Rifare l’Italia, oppure rifare il Pci

Sarà interessante venerdì seguire i lavori del convegno organizzato dal Crs con Rifare l’Italia (il gruppo interno al Pd di cui sono capofila Orfini, Fassina, Orlando). Relatori di prima categoria, il tema è quello cruciale delle “forme della politica organizzata”, ovvero ciò che sta più a cuore a quest’area di democratici: come possa un partito “autentico” (cioè solido, strutturato, radicato nel territorio, “degli iscritti” più che “degli elettori”) riconquistare a sé e alla politica il primato che contemporaneità, individualismo e frammentazione sociale gli hanno strappato.

Tranne sporadiche presenze altre, l’ossatura del convegno (e del relativo progetto politico) è saldamente post-diessina, com’è giusto considerati gli attuali assetti Pd.
Bersani vinse le primarie soprattutto su una suggestione che andava incontro all’ansia di un corpo militante frastornato da scioglimenti, fusioni, commistioni, fino alla liquidità veltroniana considerata causa della sconfitta elettorale.

Oggi il suo partito solido deve però fare i conti con una realtà più solida, e cioè che la caduta del berlusconismo non restituisce affatto un paese ricomposto secondo le linee di demarcazione destra-sinistra, nel quale operare come qualsiasi normale socialdemocrazia europea. La colpa ne viene attribuita alla malvagità «della borghesia», pronta a cavalcare il vento anticasta in chiave di aggiornato fattore K.

Sta di fatto però che la risposta di Bersani a questa crescente mobilità e inafferrabilità sociale ed elettorale non rivendica centralità di partito ma anzi teorizza e pratica cessioni di sovranità: primarie aperte per leader e parlamentari, liste civiche, società civile chiamata alla supplenza. Mosse veltroniane (anche perché Veltroni è fisicamente dietro a molte di esse) ma anche dalemiane (lui che fece una campagna elettorale cancellando dai manifesti il simbolo del partito).

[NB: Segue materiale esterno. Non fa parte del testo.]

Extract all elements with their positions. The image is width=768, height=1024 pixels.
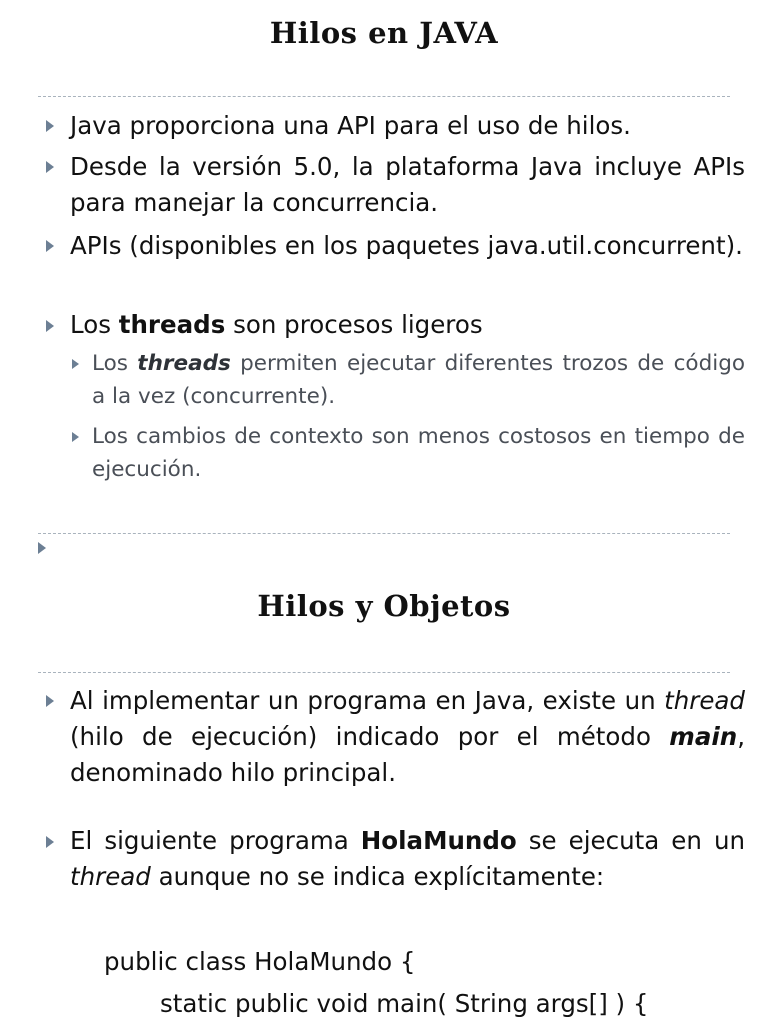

Come si vede, la scuola di tattica è comunque la stessa. Il che potrebbe suggerire come soluzione ai problemi d’oggi il recupero dell’antico efficace sistema di collateralismo tra Pci e corpi intermedi che consentiva agili scambi di ruoli, funzioni, carriere. Se n’è avvertito il sapore nella recente vicenda dei nomi per il cda Rai, dunque può funzionare. A due condizioni. Che la divisa società civile rinunci alle sue pretese e sia disposta a fare sponda a una nuova guida di partito. E che si prendano tanti, tanti voti in più di quelli ora certi per il Pd.